Cet arrêt de la Première Chambre civile de la Cour de cassation, rendu le 9 mai 2019, porte sur un différend entre avocats concernant l'évaluation des parts sociales d'une société d'avocats. La question soulevée est de savoir si le bâtonnier, chargé de l'arbitrage, peut désigner un expert pour évaluer les parts sociales et si cette évaluation est impérative.
Suite à un différend entre plusieurs associés d'une société civile professionnelle d'avocats, ces derniers ont saisi le bâtonnier de l'ordre des avocats pour un arbitrage. Ils demandent notamment l'évaluation des parts sociales détenues dans la société. Le bâtonnier désigne un expert pour déterminer la valeur des parts sociales et statuer sur les autres points litigieux.
Les associés contestent la décision du bâtonnier devant la cour d'appel. Celle-ci considère que l'expert a commis une erreur grossière dans son évaluation des parts sociales et renvoie les parties à désigner un nouvel expert ou à saisir le président du tribunal de grande instance pour une nouvelle évaluation.
La question posée à la Cour de cassation est de savoir si l'expertise ordonnée par le bâtonnier pour évaluer les parts sociales d'une société d'avocats est impérative.
La Cour de cassation rejette le premier moyen soulevé par les associés. Elle considère que l'article 21 de la loi du 31 décembre 1971, dans sa rédaction antérieure à celle de la loi du 28 mars 2011, ne déroge pas à l'article 1843-4 du code civil. Ainsi, l'expertise ordonnée par le bâtonnier est soumise aux dispositions d'ordre public de l'article 1843-4 du code civil. Par conséquent, la cour d'appel ne peut pas procéder elle-même à l'évaluation des parts sociales.
En revanche, la Cour de cassation casse et annule l'arrêt de la cour d'appel sur le second moyen. Elle estime que l'expert désigné par le bâtonnier dispose d'une entière liberté d'appréciation pour fixer la valeur des parts sociales selon les critères qu'il juge opportuns. Ainsi, la cour d'appel a commis une erreur en écartant le caractère impératif de l'évaluation par l'expert des parts sociales de la société.

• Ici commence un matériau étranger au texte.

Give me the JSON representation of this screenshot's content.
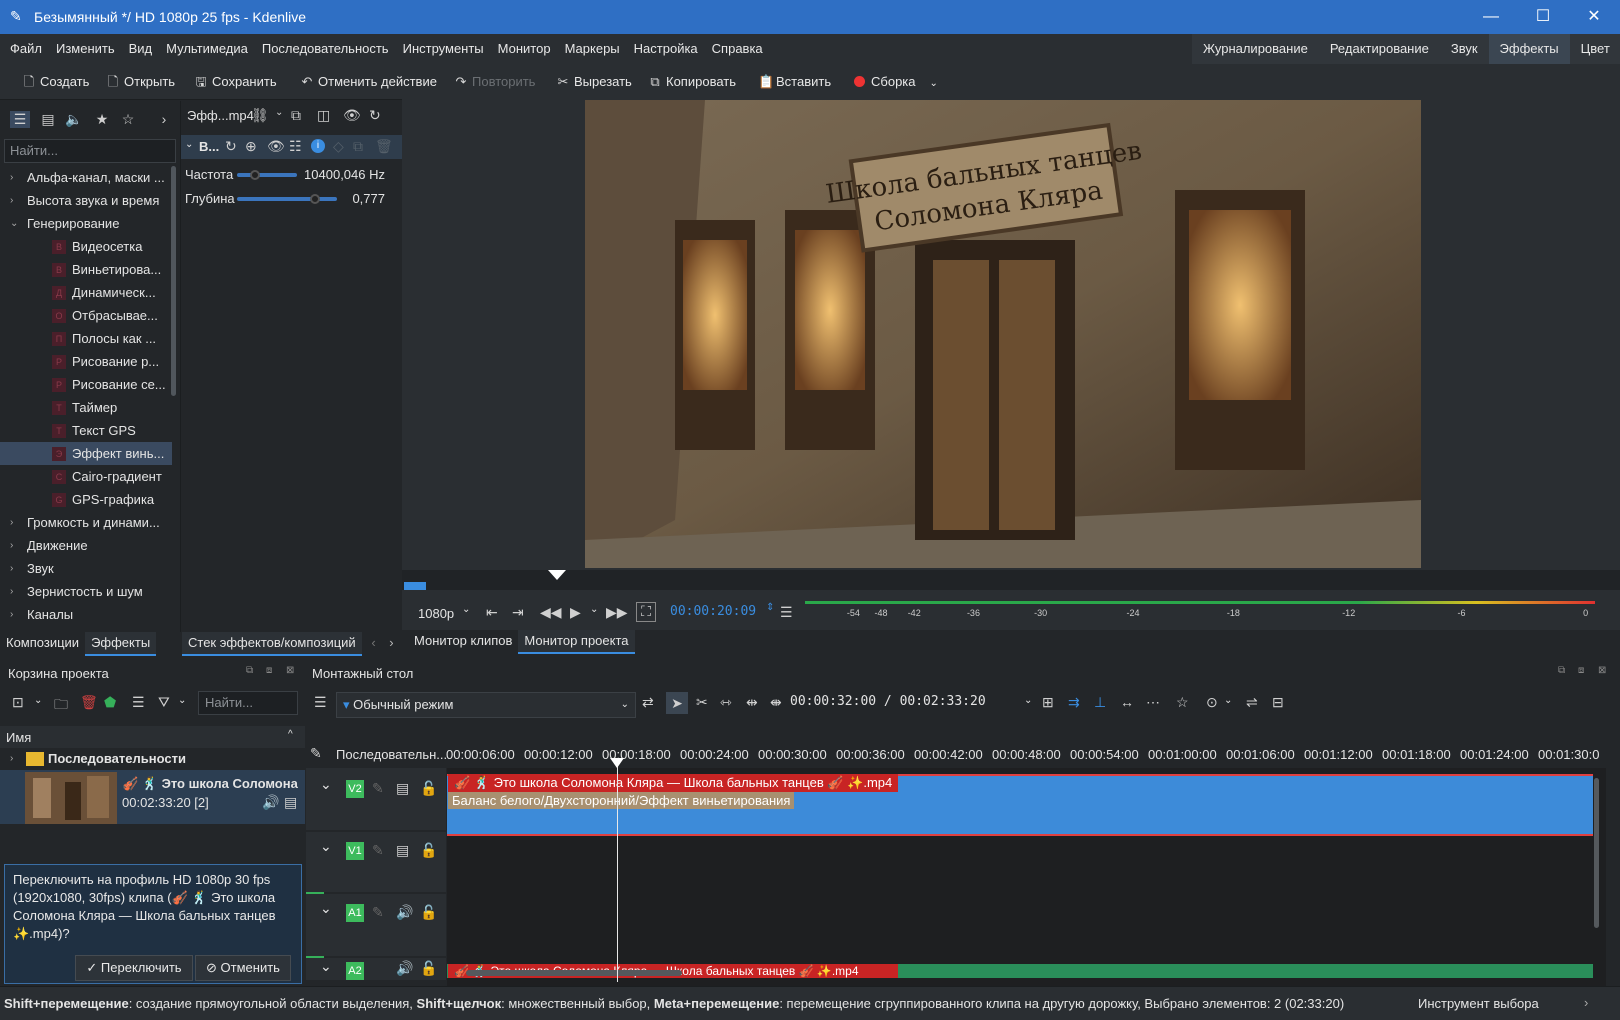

Portée : Cet arrêt confirme que l'expertise ordonnée par le bâtonnier pour évaluer les parts sociales d'une société d'avocats est soumise aux dispositions d'ordre public de l'article 1843-4 du code civil. De plus, il rappelle que l'expert désigné par le bâtonnier dispose d'une entière liberté d'appréciation pour fixer la valeur des parts sociales.
Textes visés : Article 21 de la loi n° 71-1130 du 31 décembre 1971, dans sa rédaction antérieure à celle issue de la loi n° 2011-331 du 28 mars 2011, et dans sa rédaction issue de cette dernière loi ; article 1843-4 du code civil ; article 1843-4 du code civil, dans sa rédaction antérieure à celle issue de l'ordonnance n° 2014-863 du 31 juillet 2014.
: Sur l'impossibilité pour la cour d'appel de procéder à l'évaluation des parts sociales d'une société d'avocat, à rapprocher : 1re Civ., 25 janvier 2005, pourvoi n° 01-10.395, Bull. 2005, I, n° 49 (cassation partielle), et l'arrêt cité. Sur la combinaison des articles 1843-4 du code civil et 21 de la loi n° 71-1130 du 31 décembre 1971, à rapprocher : 1re Civ., 16 avril 2015, pourvoi n° 13-24.931, Bull. 2015, I, n° 94 (1) (cassation partielle) ; 1re Civ., 16 avril 2015, pourvoi n° 14-10.257, Bull. 2015, I, n° 97 (rejet). Sur l'entière liberté d'appréciation dont dispose l'expert pour fixer la valeur des parts sociales, à rapprocher : Com., 19 avril 2005, pourvoi n° 03-11.790, Bull. 2005, IV, n° 95 (rejet) ; Com., 5 mai 2009, pourvoi n° 08-17.465, Bull. 2009, IV, n° 61 (cassation).